Machine Learning Experiments with Hugging Face 🤗
.
├── Dockerfile
├── README.md
├── build.sh
├── install.log
├── requirements.txt
├── run.sh
├── src
│ ├── emotions
│ ├── sentiment
│ └── summarization
└── wheels
└── models
To build experiments run
./build.sh
To run an experiment run
./run.sh [experiment_name] [cache_dir_folder]
where experiment_name
is among the following supported experiment names:
The following experiments are supported
- emotions - emotions detection
- sentiment - sentiment analysis
- summarization - text summarization
and cache_dir_folder
is the directorty where to cache models files. See later about this.
Dependencies are defined in the requirements.txt
file and currently are
tensorflow==2.2.0
torch==1.5.0
transformers==3.0.2
These will install a number of dependant libraries that can be found in the install.log
.
I'm using install from local wheels if avaiable. This will speed up build and tests, avoding to transfer several times data over the internet:
Collecting torch==1.5.0
Downloading https://files.pythonhosted.org/packages/76/58/668ffb25215b3f8231a550a227be7f905f514859c70a65ca59d28f9b7f60/torch-1.5.0-cp37-cp37m-manylinux1_x86_64.whl (752.0MB)
I download once the big wheels for pytorch
(752 MB) and tensorflow
((516.2 MB) in the wheels
folder and check for them before building:
└── wheels
├── tensorflow-2.2.0-cp37-cp37m-manylinux2010_x86_64.whl
└── torch-1.5.0-cp37-cp37m-manylinux1_x86_64.whl
Check the downloadable wheels from pypi here:
- tensorflow, https://pypi.org/project/tensorflow/#files
- pytorch, https://pypi.org/project/torch/#files
Where are models files saved?

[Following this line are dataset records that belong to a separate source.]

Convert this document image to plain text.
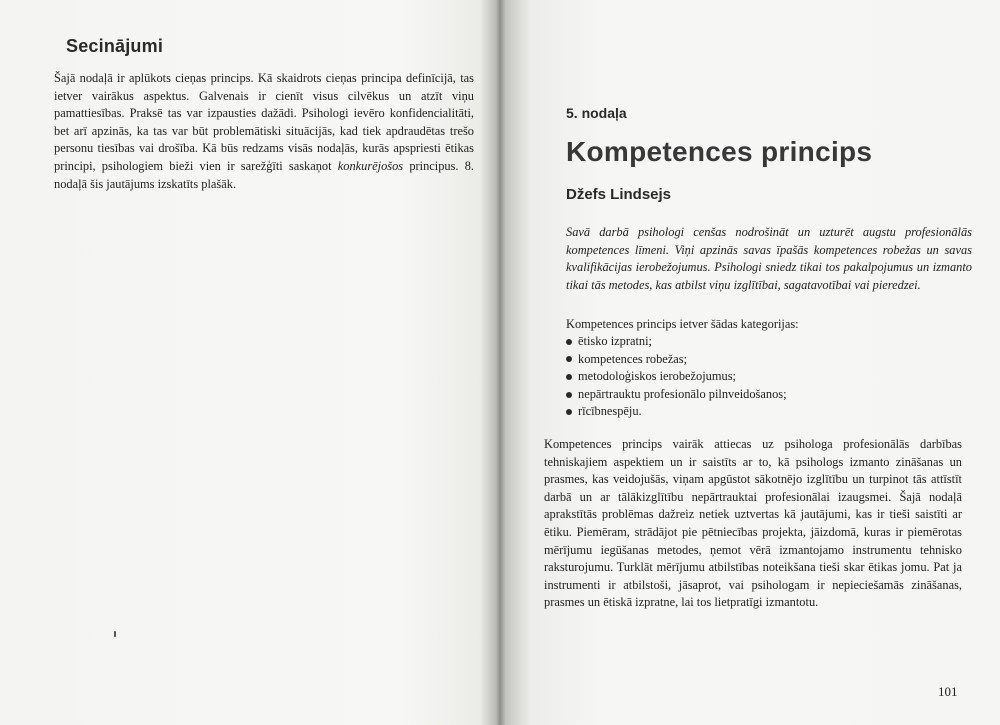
Secinājumi

Šajā nodaļā ir aplūkots cieņas princips. Kā skaidrots cieņas principa definīcijā, tas ietver vairākus aspektus. Galvenais ir cienīt visus cilvēkus un atzīt viņu pamattiesības. Praksē tas var izpausties dažādi. Psihologi ievēro konfidencialitāti, bet arī apzinās, ka tas var būt problemātiski situācijās, kad tiek apdraudētas trešo personu tiesības vai drošība. Kā būs redzams visās nodaļās, kurās apspriesti ētikas principi, psihologiem bieži vien ir sarežģīti saskaņot konkurējošos principus. 8. nodaļā šis jautājums izskatīts plašāk.

5. nodaļa
Kompetences princips
Džefs Lindsejs

Savā darbā psihologi cenšas nodrošināt un uzturēt augstu profesionālās kompetences līmeni. Viņi apzinās savas īpašās kompetences robežas un savas kvalifikācijas ierobežojumus. Psihologi sniedz tikai tos pakalpojumus un izmanto tikai tās metodes, kas atbilst viņu izglītībai, sagatavotībai vai pieredzei.

Kompetences princips ietver šādas kategorijas:

ētisko izpratni;
kompetences robežas;
metodoloģiskos ierobežojumus;
nepārtrauktu profesionālo pilnveidošanos;
rīcībnespēju.

Kompetences princips vairāk attiecas uz psihologa profesionālās darbības tehniskajiem aspektiem un ir saistīts ar to, kā psihologs izmanto zināšanas un prasmes, kas veidojušās, viņam apgūstot sākotnējo izglītību un turpinot tās attīstīt darbā un ar tālākizglītību nepārtrauktai profesionālai izaugsmei. Šajā nodaļā aprakstītās problēmas dažreiz netiek uztvertas kā jautājumi, kas ir tieši saistīti ar ētiku. Piemēram, strādājot pie pētniecības projekta, jāizdomā, kuras ir piemērotas mērījumu iegūšanas metodes, ņemot vērā izmantojamo instrumentu tehnisko raksturojumu. Turklāt mērījumu atbilstības noteikšana tieši skar ētikas jomu. Pat ja instrumenti ir atbilstoši, jāsaprot, vai psihologam ir nepieciešamās zināšanas, prasmes un ētiskā izpratne, lai tos lietpratīgi izmantotu.

101
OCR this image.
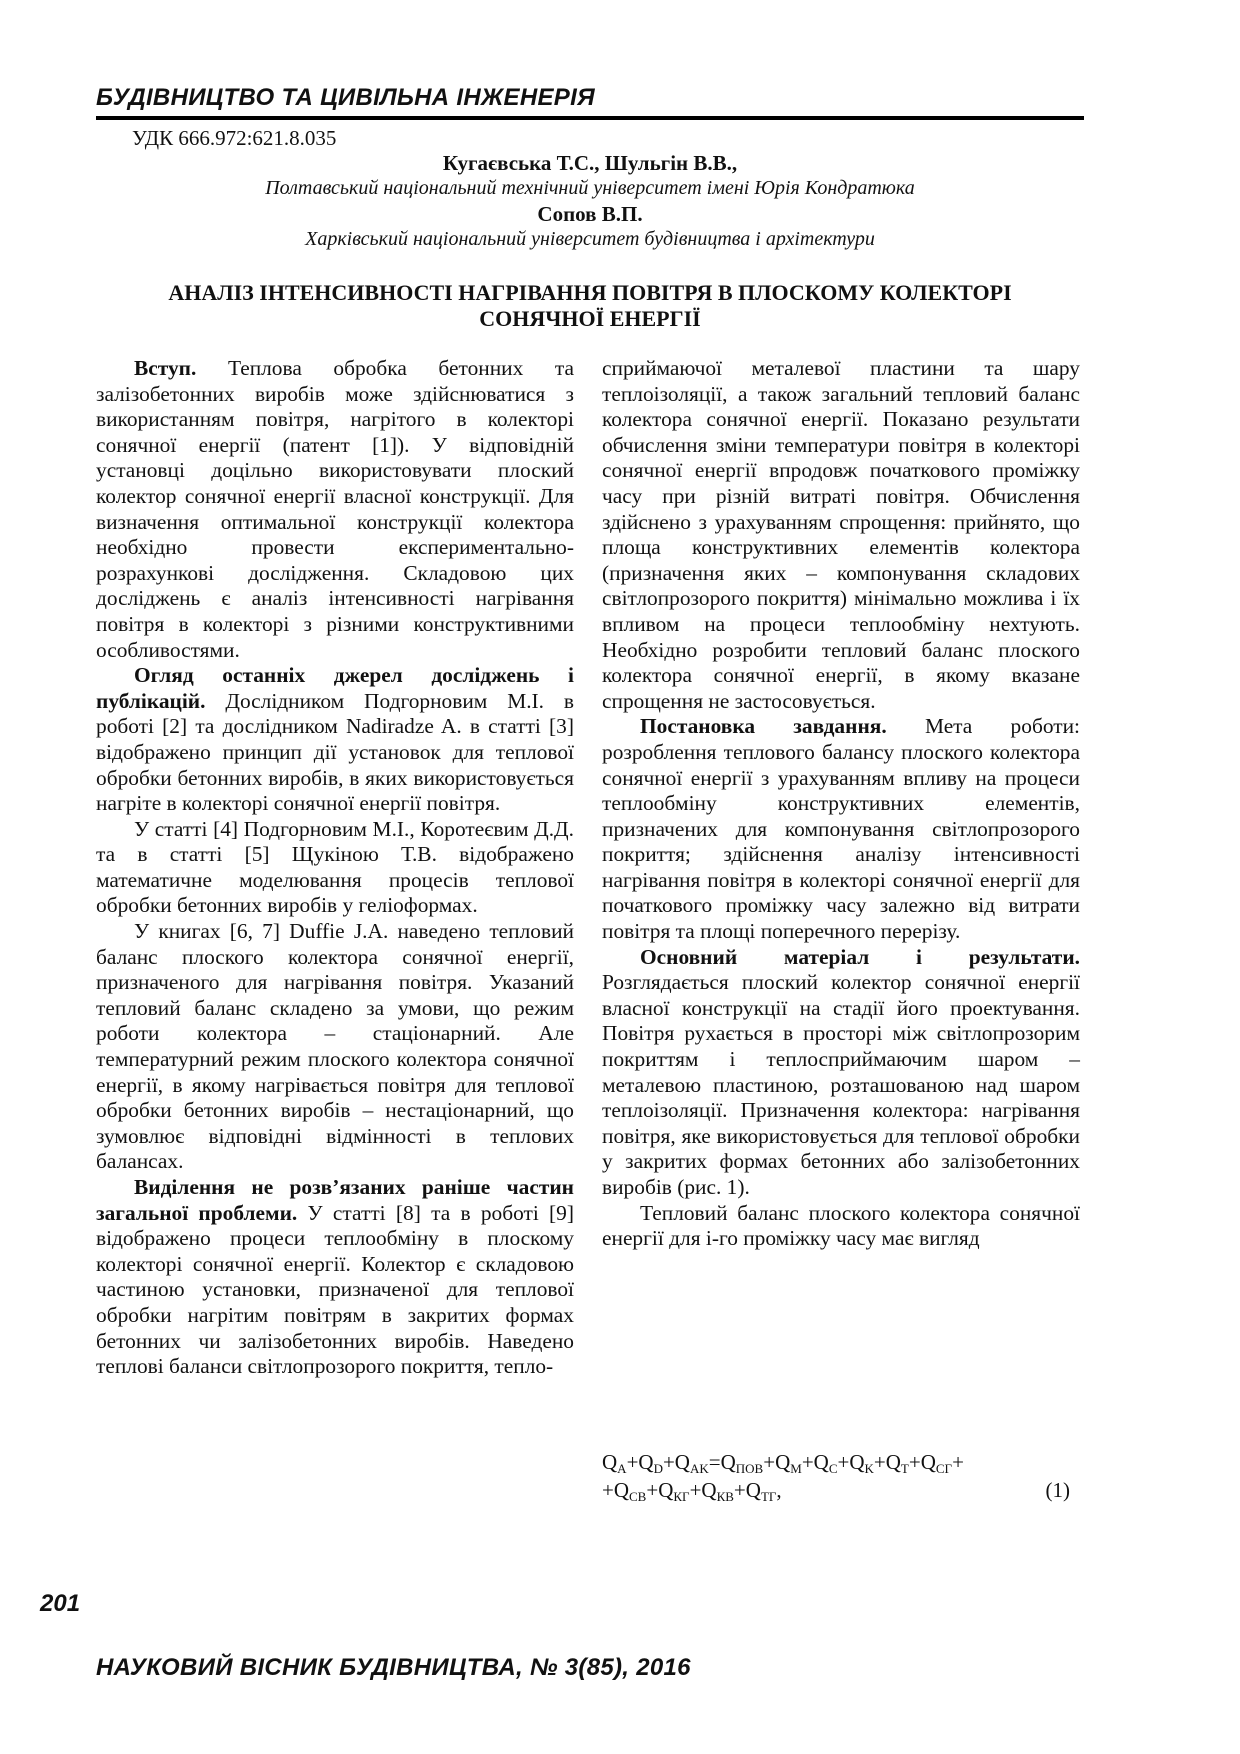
БУДІВНИЦТВО ТА ЦИВІЛЬНА ІНЖЕНЕРІЯ
УДК 666.972:621.8.035
Кугаєвська Т.С., Шульгін В.В.,
Полтавський національний технічний університет імені Юрія Кондратюка
Сопов В.П.
Харківський національний університет будівництва і архітектури
АНАЛІЗ ІНТЕНСИВНОСТІ НАГРІВАННЯ ПОВІТРЯ В ПЛОСКОМУ КОЛЕКТОРІ
СОНЯЧНОЇ ЕНЕРГІЇ

Вступ. Теплова обробка бетонних та залізобетонних виробів може здійснюватися з використанням повітря, нагрітого в колекторі сонячної енергії (патент [1]). У відповідній установці доцільно використовувати плоский колектор сонячної енергії власної конструкції. Для визначення оптимальної конструкції колектора необхідно провести експериментально-розрахункові дослідження. Складовою цих досліджень є аналіз інтенсивності нагрівання повітря в колекторі з різними конструктивними особливостями.

Огляд останніх джерел досліджень і публікацій. Дослідником Подгорновим М.І. в роботі [2] та дослідником Nadiradze A. в статті [3] відображено принцип дії установок для теплової обробки бетонних виробів, в яких використовується нагріте в колекторі сонячної енергії повітря.

У статті [4] Подгорновим М.І., Коротеєвим Д.Д. та в статті [5] Щукіною Т.В. відображено математичне моделювання процесів теплової обробки бетонних виробів у геліоформах.

У книгах [6, 7] Duffie J.A. наведено тепловий баланс плоского колектора сонячної енергії, призначеного для нагрівання повітря. Указаний тепловий баланс складено за умови, що режим роботи колектора – стаціонарний. Але температурний режим плоского колектора сонячної енергії, в якому нагрівається повітря для теплової обробки бетонних виробів – нестаціонарний, що зумовлює відповідні відмінності в теплових балансах.

Виділення не розв’язаних раніше частин загальної проблеми. У статті [8] та в роботі [9] відображено процеси теплообміну в плоскому колекторі сонячної енергії. Колектор є складовою частиною установки, призначеної для теплової обробки нагрітим повітрям в закритих формах бетонних чи залізобетонних виробів. Наведено теплові баланси світлопрозорого покриття, тепло-

сприймаючої металевої пластини та шару теплоізоляції, а також загальний тепловий баланс колектора сонячної енергії. Показано результати обчислення зміни температури повітря в колекторі сонячної енергії впродовж початкового проміжку часу при різній витраті повітря. Обчислення здійснено з урахуванням спрощення: прийнято, що площа конструктивних елементів колектора (призначення яких – компонування складових світлопрозорого покриття) мінімально можлива і їх впливом на процеси теплообміну нехтують. Необхідно розробити тепловий баланс плоского колектора сонячної енергії, в якому вказане спрощення не застосовується.

Постановка завдання. Мета роботи: розроблення теплового балансу плоского колектора сонячної енергії з урахуванням впливу на процеси теплообміну конструктивних елементів, призначених для компонування світлопрозорого покриття; здійснення аналізу інтенсивності нагрівання повітря в колекторі сонячної енергії для початкового проміжку часу залежно від витрати повітря та площі поперечного перерізу.

Основний матеріал і результати. Розглядається плоский колектор сонячної енергії власної конструкції на стадії його проектування. Повітря рухається в просторі між світлопрозорим покриттям і теплосприймаючим шаром – металевою пластиною, розташованою над шаром теплоізоляції. Призначення колектора: нагрівання повітря, яке використовується для теплової обробки у закритих формах бетонних або залізобетонних виробів (рис. 1).

Тепловий баланс плоского колектора сонячної енергії для і-го проміжку часу має вигляд

$Q_A+Q_D+Q_{AK}=Q_{ПОВ}+Q_M+Q_C+Q_K+Q_T+Q_{СГ}+$
$+Q_{СВ}+Q_{КГ}+Q_{КВ}+Q_{ТГ}$,	(1)
201
НАУКОВИЙ ВІСНИК БУДІВНИЦТВА, № 3(85), 2016
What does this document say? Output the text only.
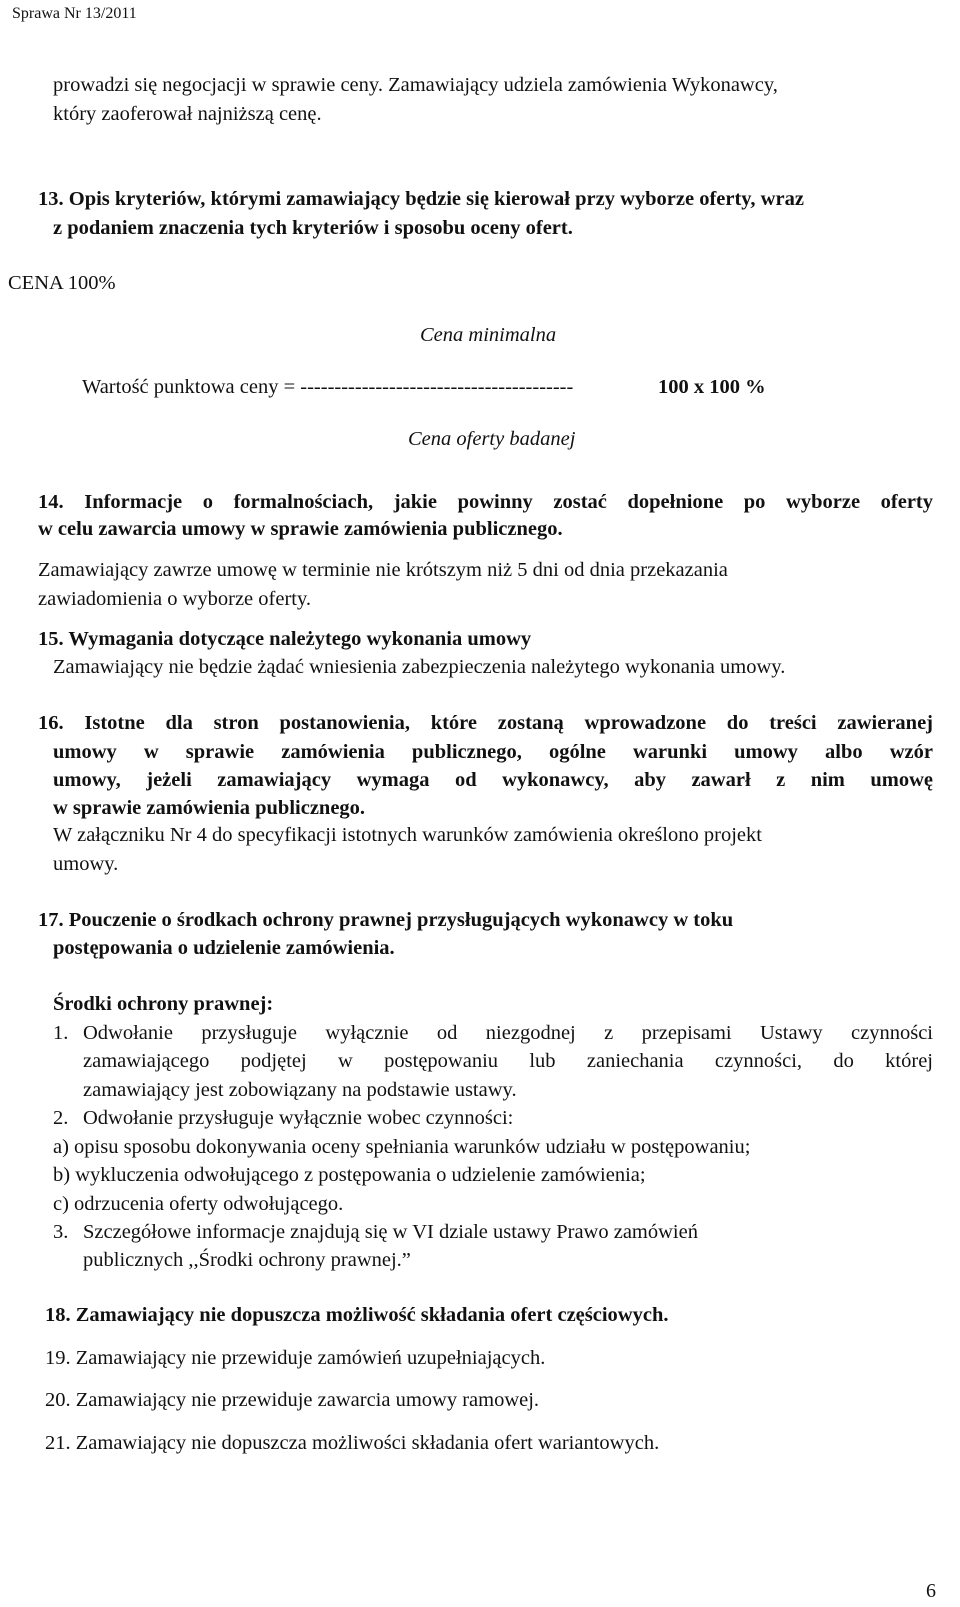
Sprawa Nr 13/2011
prowadzi się negocjacji w sprawie ceny. Zamawiający udziela zamówienia Wykonawcy,
który zaoferował najniższą cenę.
13. Opis kryteriów, którymi zamawiający będzie się kierował przy wyborze oferty, wraz
z podaniem znaczenia tych kryteriów i sposobu oceny ofert.
CENA 100%
Cena minimalna
Wartość punktowa ceny = ----------------------------------------	100 x 100 %
Cena oferty badanej
14. Informacje o formalnościach, jakie powinny zostać dopełnione po wyborze oferty
w celu zawarcia umowy w sprawie zamówienia publicznego.
Zamawiający zawrze umowę w terminie nie krótszym niż 5 dni od dnia przekazania
zawiadomienia o wyborze oferty.
15. Wymagania dotyczące należytego wykonania umowy
Zamawiający nie będzie żądać wniesienia zabezpieczenia należytego wykonania umowy.
16. Istotne dla stron postanowienia, które zostaną wprowadzone do treści zawieranej
umowy w sprawie zamówienia publicznego, ogólne warunki umowy albo wzór
umowy, jeżeli zamawiający wymaga od wykonawcy, aby zawarł z nim umowę
w sprawie zamówienia publicznego.
W załączniku Nr 4 do specyfikacji istotnych warunków zamówienia określono projekt
umowy.
17. Pouczenie o środkach ochrony prawnej przysługujących wykonawcy w toku
postępowania o udzielenie zamówienia.
Środki ochrony prawnej:
1. Odwołanie przysługuje wyłącznie od niezgodnej z przepisami Ustawy czynności
zamawiającego podjętej w postępowaniu lub zaniechania czynności, do której
zamawiający jest zobowiązany na podstawie ustawy.
2. Odwołanie przysługuje wyłącznie wobec czynności:
a) opisu sposobu dokonywania oceny spełniania warunków udziału w postępowaniu;
b) wykluczenia odwołującego z postępowania o udzielenie zamówienia;
c) odrzucenia oferty odwołującego.
3. Szczegółowe informacje znajdują się w VI dziale ustawy Prawo zamówień
publicznych ,,Środki ochrony prawnej.”
18. Zamawiający nie dopuszcza możliwość składania ofert częściowych.
19. Zamawiający nie przewiduje zamówień uzupełniających.
20. Zamawiający nie przewiduje zawarcia umowy ramowej.
21. Zamawiający nie dopuszcza możliwości składania ofert wariantowych.
6
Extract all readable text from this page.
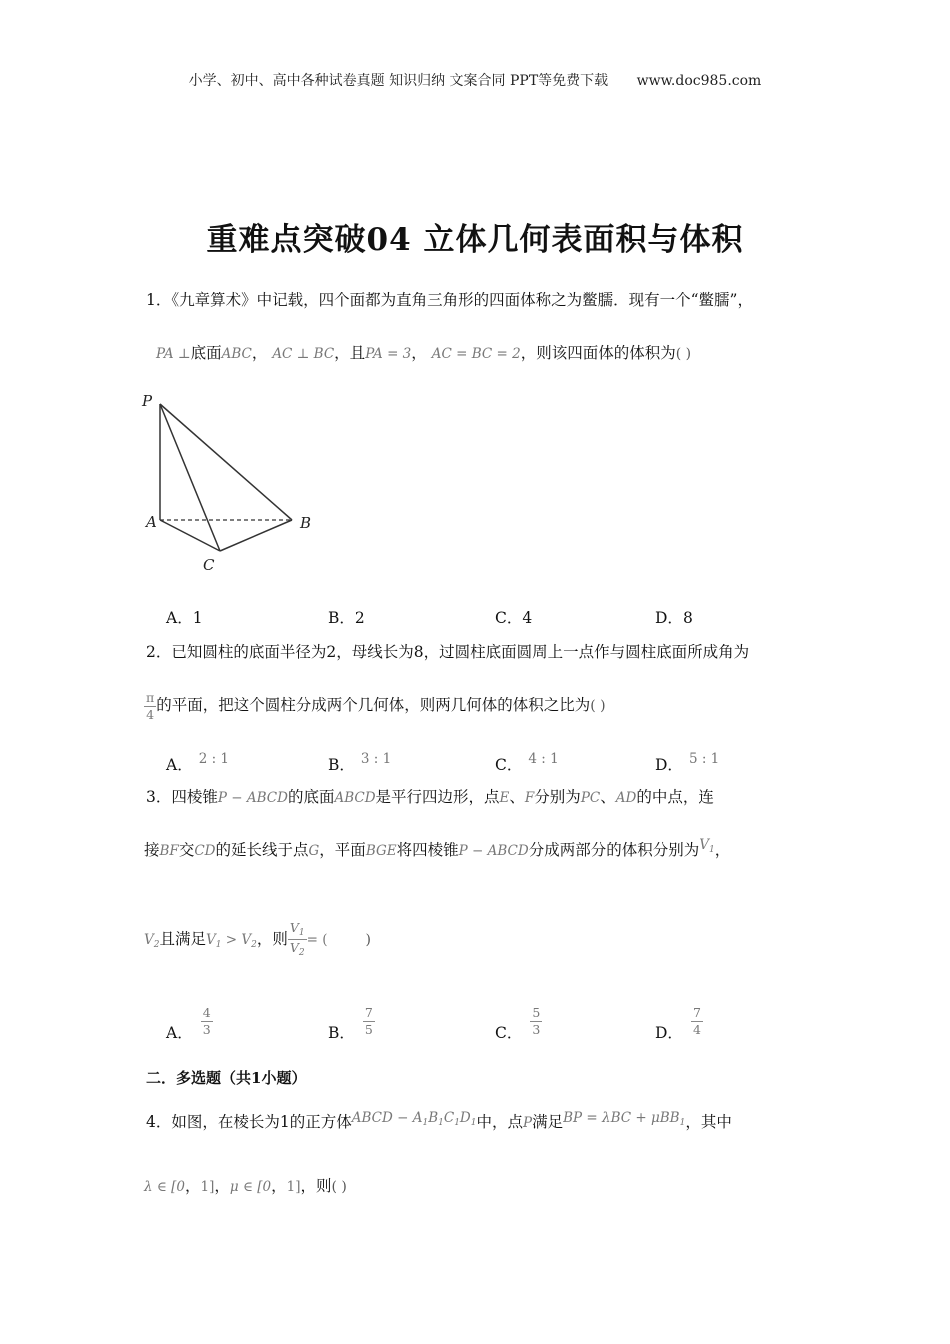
小学、初中、高中各种试卷真题 知识归纳 文案合同 PPT等免费下载 www.doc985.com
重难点突破04 立体几何表面积与体积
1．《九章算术》中记载，四个面都为直角三角形的四面体称之为鳖臑．现有一个“鳖臑”，
PA ⊥底面ABC， AC ⊥ BC，且PA = 3， AC = BC = 2，则该四面体的体积为( )
P
A	B
C
A．1	B．2	C．4	D．8
2．已知圆柱的底面半径为2，母线长为8，过圆柱底面圆周上一点作与圆柱底面所成角为
$\frac{\pi}{4}$ 的平面，把这个圆柱分成两个几何体，则两几何体的体积之比为( )
A． 2 : 1	B． 3 : 1	C． 4 : 1	D． 5 : 1
3．四棱锥P − ABCD的底面ABCD是平行四边形，点E、F分别为PC、AD的中点，连
接BF交CD的延长线于点G，平面BGE将四棱锥P − ABCD分成两部分的体积分别为$V_1$，
$V_2$且满足$V_1 > V_2$，则 $\frac{V_1}{V_2}$ = (	)
A． $\frac{4}{3}$	B． $\frac{7}{5}$	C． $\frac{5}{3}$	D． $\frac{7}{4}$
二．多选题（共1小题）
4．如图，在棱长为1的正方体ABCD − $A_1B_1C_1D_1$中，点P满足BP = λBC + μBB$_1$，其中
λ ∈ [0，1]，μ ∈ [0，1]，则( )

Models files are typically big. It's preferable to save them to a custom folder like an external HDD of a shared disk. For this reason a docker environment variable cache_dir
can specified at run:
./run.sh emotions models/
the models
folder will be assigned to the cache_dir
variable to be used as default alternative location to download pretrained models. A os.getenv("cache_dir")
will be used to retrieve the environemnt variable in the code.